AutoZone’s past financial performance has been fairly consistent and predictable, so I feel comfortable using the P/E for valuation. According to Seeking Alpha, AutoZone’s 5YR average P/E is around 16.9. With a current P/E of 19, AutoZone appears to be around 10-15% overvalued from a historical perspective, but all-in-all, at $2,133, I believe shares to be fairly valued or slightly overvalued. This doesn’t surprise me too much, given the market is forward-looking and may be expecting a recession, resulting in a premium or fully-priced valuation for AutoZone.

My greater concern is the long-term EPS story if EVs truly start to eat into AutoZone’s revenue and earnings. I feel like AutoZone’s EPS could be on the verge of plateauing, with the potential to head lower over time. Share repurchases may mask and/or extend the time it takes before EPS starts to trend lower, but it makes a 5-7 year price target very difficult to estimate.

Risks

Risks to this investment thesis are a bit odd because I feel the need to provide my thoughts if you were to sell due to the EV concerns OR if you were to buy to ride the recession wave.

Sellers

If you were to sell AutoZone due to the EV concern, there’s a potential I’ve overstated the concern they truly represent. Or it could take 50+ years for the EV transition to play out and impact AutoZone. In the meantime, its possible shares of AutoZone continue to appreciate alongside earnings. Investors would miss out on the price appreciation if this were to play out.

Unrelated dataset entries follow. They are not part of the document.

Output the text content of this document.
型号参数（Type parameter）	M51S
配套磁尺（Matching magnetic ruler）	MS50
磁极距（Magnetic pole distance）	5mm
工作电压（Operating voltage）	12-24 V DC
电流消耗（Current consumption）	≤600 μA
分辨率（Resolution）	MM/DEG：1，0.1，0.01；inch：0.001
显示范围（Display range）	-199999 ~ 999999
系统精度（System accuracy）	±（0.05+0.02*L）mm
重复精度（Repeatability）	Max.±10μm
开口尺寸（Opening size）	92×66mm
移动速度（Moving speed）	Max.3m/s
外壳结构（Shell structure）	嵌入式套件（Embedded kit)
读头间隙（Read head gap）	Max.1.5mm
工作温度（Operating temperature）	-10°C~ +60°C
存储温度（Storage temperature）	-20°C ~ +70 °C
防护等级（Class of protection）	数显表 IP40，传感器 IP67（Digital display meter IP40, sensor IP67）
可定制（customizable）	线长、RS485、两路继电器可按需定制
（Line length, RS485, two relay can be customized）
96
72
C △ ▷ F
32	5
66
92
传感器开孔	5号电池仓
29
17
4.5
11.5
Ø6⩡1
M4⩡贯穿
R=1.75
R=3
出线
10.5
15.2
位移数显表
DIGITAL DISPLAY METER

Additionally, it’s possible AutoZone strikes some sort of deal with Tesla or Ford to supply specialized EV parts for the auto manufacturers. This could be a major catalyst for AutoZone, resulting in continued growth in revenue and earnings.

Buyers

If you were to buy AutoZone to ride out the recession, it’s possible it, too, succumbs to the woes of the economy and tanks alongside it. There’s no guarantee AutoZone will be recession-resistant during this or future recessions simply because it was in past recessions. Also, if investors are simply looking to hold AutoZone through the recession and sell once the economy finds solid footing, market timing comes into play, which requires a good bit of luck. Time it wrong and there’s the potential to give back all the recession gains.

Conclusion

I’m a fan of AutoZone and admire its financial performance and business fundamentals, but I think its future is too uncertain to invest in for the long term. Instead, investors may consider taking up a position or holding onto shares while the economy faces headwinds caused by inflation and rising interest rates. If the past is any predictor of the future, AutoZone may be poised to outperform while the overall market continues to sink. However, once the economic headwinds begin to ease, it may be a good opportunity to sell into strength, then sit on the sidelines until AutoZone’s future gets a bit clearer. Take one final puff from the cigar, then park it in the ashtray and wait.